Schedule a free consultation with GreenGrowth CPAs today to ensure your nonprofit is audit-ready and mission-aligned.
FAQs About Nonprofit IRS Audits in 2025
How likely is an IRS audit for nonprofits in 2025?
While the average audit rate remains below 1%, nonprofits with irregularities on Form 990—or those flagged by data analytics—face significantly higher odds.
What’s the difference between an IRS audit and a financial review?
An IRS audit is a tax compliance investigation conducted by the government. A financial review, by contrast, is a limited-scope assessment performed by an independent CPA—usually for donor or grant reporting. Only the audit can lead to penalties or loss of exempt status.
Do all nonprofits need to worry about unrelated business income (UBI)?
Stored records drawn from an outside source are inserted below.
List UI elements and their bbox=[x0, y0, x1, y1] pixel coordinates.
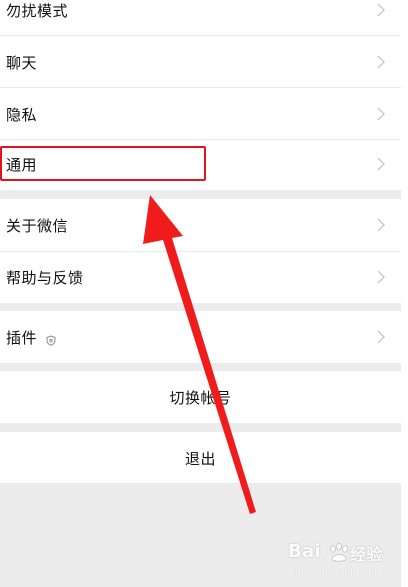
chevron-right-icon bbox=[375, 156, 387, 172]
watermark-logo: Bai 经验 jingyan.baidu.com bbox=[288, 541, 398, 583]
watermark-brand: Bai bbox=[288, 541, 321, 562]
settings-item-label: 关于微信 bbox=[6, 216, 69, 235]
settings-item-help-feedback[interactable]: 帮助与反馈 bbox=[0, 251, 401, 303]
right-edge-strip bbox=[401, 0, 408, 587]
chevron-right-icon bbox=[375, 329, 387, 345]
settings-item-about-wechat[interactable]: 关于微信 bbox=[0, 199, 401, 251]
logout-button[interactable]: 退出 bbox=[0, 432, 401, 483]
settings-item-plugins[interactable]: 插件 bbox=[0, 311, 401, 363]
settings-item-label: 聊天 bbox=[6, 53, 38, 72]
settings-item-label: 帮助与反馈 bbox=[6, 268, 84, 287]
settings-item-label: 插件 bbox=[6, 328, 38, 347]
chevron-right-icon bbox=[375, 217, 387, 233]
watermark-brand-suffix: 经验 bbox=[350, 545, 383, 564]
switch-account-button[interactable]: 切换帐号 bbox=[0, 371, 401, 423]
watermark-url: jingyan.baidu.com bbox=[292, 568, 384, 578]
switch-account-label: 切换帐号 bbox=[169, 389, 232, 407]
chevron-right-icon bbox=[375, 106, 387, 122]
settings-item-chat[interactable]: 聊天 bbox=[0, 36, 401, 88]
settings-item-privacy[interactable]: 隐私 bbox=[0, 88, 401, 140]
settings-item-label: 通用 bbox=[6, 155, 38, 174]
logout-label: 退出 bbox=[184, 450, 216, 468]
settings-item-do-not-disturb[interactable]: 勿扰模式 bbox=[0, 0, 401, 36]
settings-item-label: 勿扰模式 bbox=[6, 1, 69, 20]
settings-group-about: 关于微信 帮助与反馈 bbox=[0, 199, 401, 303]
chevron-right-icon bbox=[375, 54, 387, 70]
settings-group-top: 勿扰模式 聊天 隐私 通用 bbox=[0, 0, 401, 190]
shield-icon bbox=[46, 332, 56, 346]
chevron-right-icon bbox=[375, 269, 387, 285]
settings-group-plugins: 插件 bbox=[0, 311, 401, 363]
paw-icon bbox=[328, 542, 350, 567]
chevron-right-icon bbox=[375, 2, 387, 18]
settings-item-label: 隐私 bbox=[6, 105, 38, 124]
settings-item-general[interactable]: 通用 bbox=[0, 138, 401, 190]
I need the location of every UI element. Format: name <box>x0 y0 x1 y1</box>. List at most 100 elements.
Only if you’re generating revenue outside your core mission (e.g., selling merchandise, renting space). Misreporting UBI is a common audit trigger and should be discussed with a CPA annually.
Can bad bookkeeping get you audited?
Absolutely. Disorganized records, missing backup for expenses, or inconsistencies across financial statements increase the risk of errors on your Form 990—raising red flags with the IRS.
What’s the difference between an audit and a program evaluation?
An audit assesses financial and regulatory compliance. A program evaluation measures the effectiveness and impact of your services. While both are essential for transparency, they serve different goals.
How do we prepare for an IRS audit—without panicking?
Start with a clean Form 990, document your board’s decisions, maintain compensation benchmarks, and store all receipts, contracts, and minutes securely. An annual check-in with a nonprofit-savvy CPA can go a long way in staying prepared.